The show’s title is a wry dual reference to both midlife – that period of adulthood sandwiched between youth and old age that’s so associated with physical and psychological change, along with an increasing awareness of one’s own mortality – and the art historical period that has exerted such a potent influence on this recent body of work. The artist has a particular fascination with the medieval era’s illuminated manuscripts – highly ornate, handwritten and illustrated books, written in flourishing script and featuring richly colored illustrations. While they are often celebrated for their lavish beauty and the skill involved in their creation, their appeal to Schein is far more idiosyncratic. He is more impressed by the figures’ cadaver-esque faces with their uniformly blank expressions and exaggerated eyelids, their bizarre depictions of myths, religious stories, and everyday life, as well as the clumsy theatricality engendered by scenes painted before the development of perspective drawing in the mid 15th century. He looks to the past for inspiration not because he idealises it, but because it opens up far more space for his imagination, for the creation of his absurd yet profound scenes.

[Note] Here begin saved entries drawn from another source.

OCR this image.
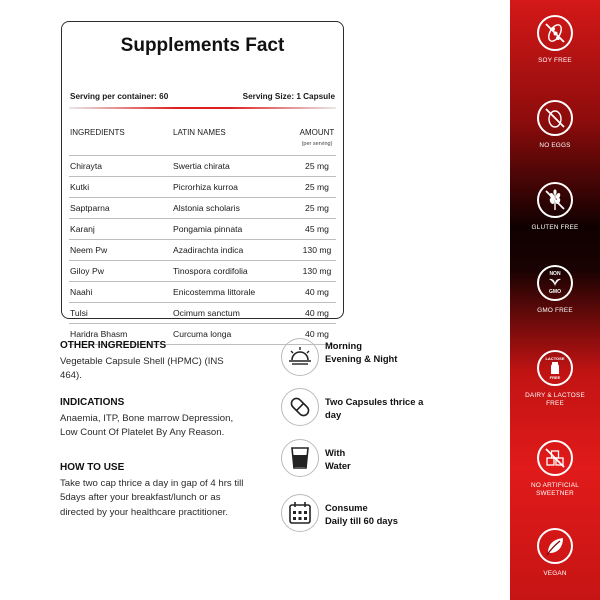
Supplements Fact
Serving per container: 60	Serving Size: 1 Capsule
INGREDIENTS	LATIN NAMES	AMOUNT
(per serving)
Chirayta	Swertia chirata	25 mg
Kutki	Picrorhiza kurroa	25 mg
Saptparna	Alstonia scholaris	25 mg
Karanj	Pongamia pinnata	45 mg
Neem Pw	Azadirachta indica	130 mg
Giloy Pw	Tinospora cordifolia	130 mg
Naahi	Enicostemma littorale	40 mg
Tulsi	Ocimum sanctum	40 mg
Haridra Bhasm	Curcuma longa	40 mg
OTHER INGREDIENTS

Vegetable Capsule Shell (HPMC) (INS 464).

INDICATIONS

Anaemia, ITP, Bone marrow Depression, Low Count Of Platelet By Any Reason.

HOW TO USE

Take two cap thrice a day in gap of 4 hrs till 5days after your breakfast/lunch or as directed by your healthcare practitioner.

Morning
Evening & Night
Two Capsules thrice a
day
With
Water
Consume
Daily till 60 days
SOY FREE
NO EGGS
GLUTEN FREE
NON
GMO
GMO FREE
LACTOSE
FREE
DAIRY & LACTOSE FREE
NO ARTIFICIAL SWEETNER
VEGAN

Medieval towers – populated by a peculiar cast – are an especially recurring motif: a woman with pendulous breasts gazes beatifically from a crenelated citadel; a beady-eyed character wields a knife while holding a severed head, both of them framed by a Romanesque window, or a gaudy monarch who seems to be wringing a dripping cloth from the top of a gothic belfry.
Schein’s creative process has fundamentally shifted in the last few years. Whereas he previously relied on a number of pre-sketches before starting work on a canvas, he has recently taken a far more intuitive, less controlled approach that allows the process of painting to dictate each final image. As he himself approaches middle age, the artist is confident enough to risk more, to honor his own instincts and feel confident that his signature frustration and anxieties are so built into his process as to be palpable in the paintings themselves.
Dan Schein was born in South Africa in 1985, and now lives and works in New York City. This is his fifth solo show with the gallery. He has shown widely across Europe and in the US; his next solo show is at JJ Murphy Gallery, New York City, in April 2025.